Contenção de despesas
Desde janeiro, a prefeitura de Campo Grande vive uma contenção de despesas. Olarte estabeleceu medidas para cortar gastos em todos os órgãos públicos do município, além de dar maior rigor no controle do funcionalismo público.

A medida foi prorrogada em abril, mesmo com o primeiro prazo em vigor.  Conforme divulgado na época pela assessoria de imprensa da prefeitura, o prefeito assinou o decreto para garantir para o segundo semestre a aplicação com qualidade dos recursos públicos

Para justificar o decreto, Olarte considera a redução do repasse do Fundo de Participação dos Municípios (FPM) e a necessidade de manter as finanças públicas em ordem para não prejudicar os serviços essenciais à população.
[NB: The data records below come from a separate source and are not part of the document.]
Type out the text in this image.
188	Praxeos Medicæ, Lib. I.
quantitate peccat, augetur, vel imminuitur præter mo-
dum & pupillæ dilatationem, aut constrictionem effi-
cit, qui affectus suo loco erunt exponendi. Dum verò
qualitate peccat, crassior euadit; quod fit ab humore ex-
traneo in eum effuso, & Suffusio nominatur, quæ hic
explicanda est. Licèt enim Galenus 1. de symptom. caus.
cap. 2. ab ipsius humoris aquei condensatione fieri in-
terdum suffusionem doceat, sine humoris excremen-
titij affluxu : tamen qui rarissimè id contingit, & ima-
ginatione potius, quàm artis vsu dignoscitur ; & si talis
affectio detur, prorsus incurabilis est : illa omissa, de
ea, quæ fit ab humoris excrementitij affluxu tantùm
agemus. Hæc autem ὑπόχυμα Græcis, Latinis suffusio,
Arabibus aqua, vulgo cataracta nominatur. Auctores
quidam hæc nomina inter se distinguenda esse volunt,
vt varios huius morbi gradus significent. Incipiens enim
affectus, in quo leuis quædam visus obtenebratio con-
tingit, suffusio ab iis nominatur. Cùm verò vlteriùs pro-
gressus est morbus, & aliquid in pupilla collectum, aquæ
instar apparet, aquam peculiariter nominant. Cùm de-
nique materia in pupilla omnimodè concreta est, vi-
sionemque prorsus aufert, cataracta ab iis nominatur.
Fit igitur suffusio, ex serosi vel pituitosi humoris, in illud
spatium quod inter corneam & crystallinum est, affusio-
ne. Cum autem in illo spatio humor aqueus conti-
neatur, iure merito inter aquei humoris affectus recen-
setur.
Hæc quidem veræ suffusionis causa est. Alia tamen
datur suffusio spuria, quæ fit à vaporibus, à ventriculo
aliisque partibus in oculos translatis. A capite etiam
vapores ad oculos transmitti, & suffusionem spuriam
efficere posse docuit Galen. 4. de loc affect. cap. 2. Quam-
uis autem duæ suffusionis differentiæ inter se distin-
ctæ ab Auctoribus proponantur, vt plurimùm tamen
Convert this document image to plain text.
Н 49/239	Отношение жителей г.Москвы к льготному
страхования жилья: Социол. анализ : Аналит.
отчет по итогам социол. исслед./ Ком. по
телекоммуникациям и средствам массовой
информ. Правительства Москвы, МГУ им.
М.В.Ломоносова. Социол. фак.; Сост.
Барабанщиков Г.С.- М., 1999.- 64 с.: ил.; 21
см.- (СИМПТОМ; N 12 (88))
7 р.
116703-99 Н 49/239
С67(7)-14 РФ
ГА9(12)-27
Estão sendo diminuídos em 15% os gastos com combustíveis; 30% em materiais de consumo; 30% em água, energia elétrica e telefone; e 30% em despesas diversas. O município não contratou funcionários comissionados por três meses. As contratações voltaram a ser suspensas novamente em 15 de julho.

O decreto suspendeu também, por seis meses, o afastamento de servidores para estudos e cursos e de professores, além de não ceder funcionários para o Estado, a União ou outras cidades.

Também não estão sendo concedidas promoções horizontais e verticais; férias, quando for necessário convocações e substituições; adicional por tempo de serviço; adicional de aperfeiçoamento profissional; além de diárias e passagens, sendo concedidas somente em caráter excepcional e autorizadas expressamente pelo prefeito.

A Secretaria Municipal de Administração (Semad) e a Secretaria Municipal de Planejamento, Finanças e Controle (Seplanfic) estão responsáveis por garantir o cumprimento das determinações e adotar as medidas para que continuem sendo praticadas.

Prefeitura de Três Lagoas passou a economizar até com material de limpeza (Foto: Divulgação/Prefeitura de Três Lagoas)
Prefeitura de Três Lagoas passou a economizar
até com material de limpeza
(Foto: Divulgação/Prefeitura de Três Lagoas)

Cortes no interior
Diversas cidades do interior tomaram medidas semelhantes às adotadas em Campo Grande. Prefeitos decretaram cortes de gastos e determinaram férias coletivas.

As prefeituras de Coronel Sapucaia e Caarapó, municípios a 377 e 264 km de Campo Grande, respectivamente, decretaram férias coletivasa os servidores municipais por conta da crise financeira, em julho.

A prefeitura de Coronel Sapucaia dispensou os servidores por 15 dias, entre 17 de julho e 2 de agosto. Em nota, a medida é justificada devido a  “crise financeira vivenciada pelos municípios do país”. A prefeitura alega que teve “queda acentuada dos repasses do governo federal” e que “está pagando altos valores em precatórios deixados por administrações anteriores”.

Em Caarapó, os funcionários públicos não trabalharam até 27 de julho. A medida foi tomada com base no “interesse público” e na “conveniência administrativa”. Segundo a prefeitura, o município também teve queda dos repasses federais e disse que neste período ocorre a diminuição acentuada das receitas municipais.

Já em Três Lagoas, a prefeita Márcia Moura (PMDB) decretou contenção de despesas em 31 de julho. O município também alega queda no repasse do Fundo de Participação dos Municípios (FPM) como motivo para as medidas.

O consumo de energia elétrica e telefone será reduzido em 20%, assim como o de combustível e de cópias reprográficas. A prefeitura não promoverá ou custeará eventos públicos ou privados. Também haverá corte de 20% em publicidade e em todos os convênios públicos, exceto de saúde, educação, assistência social, cultura, entre outros.

Está limitado a manutenção de veículos oficiais, ficando restritos reparos para ambulâncias e carros escolares e o fornecimento de material de limpeza e alimentos. As medidas valem até 31 de dezembro de 2015.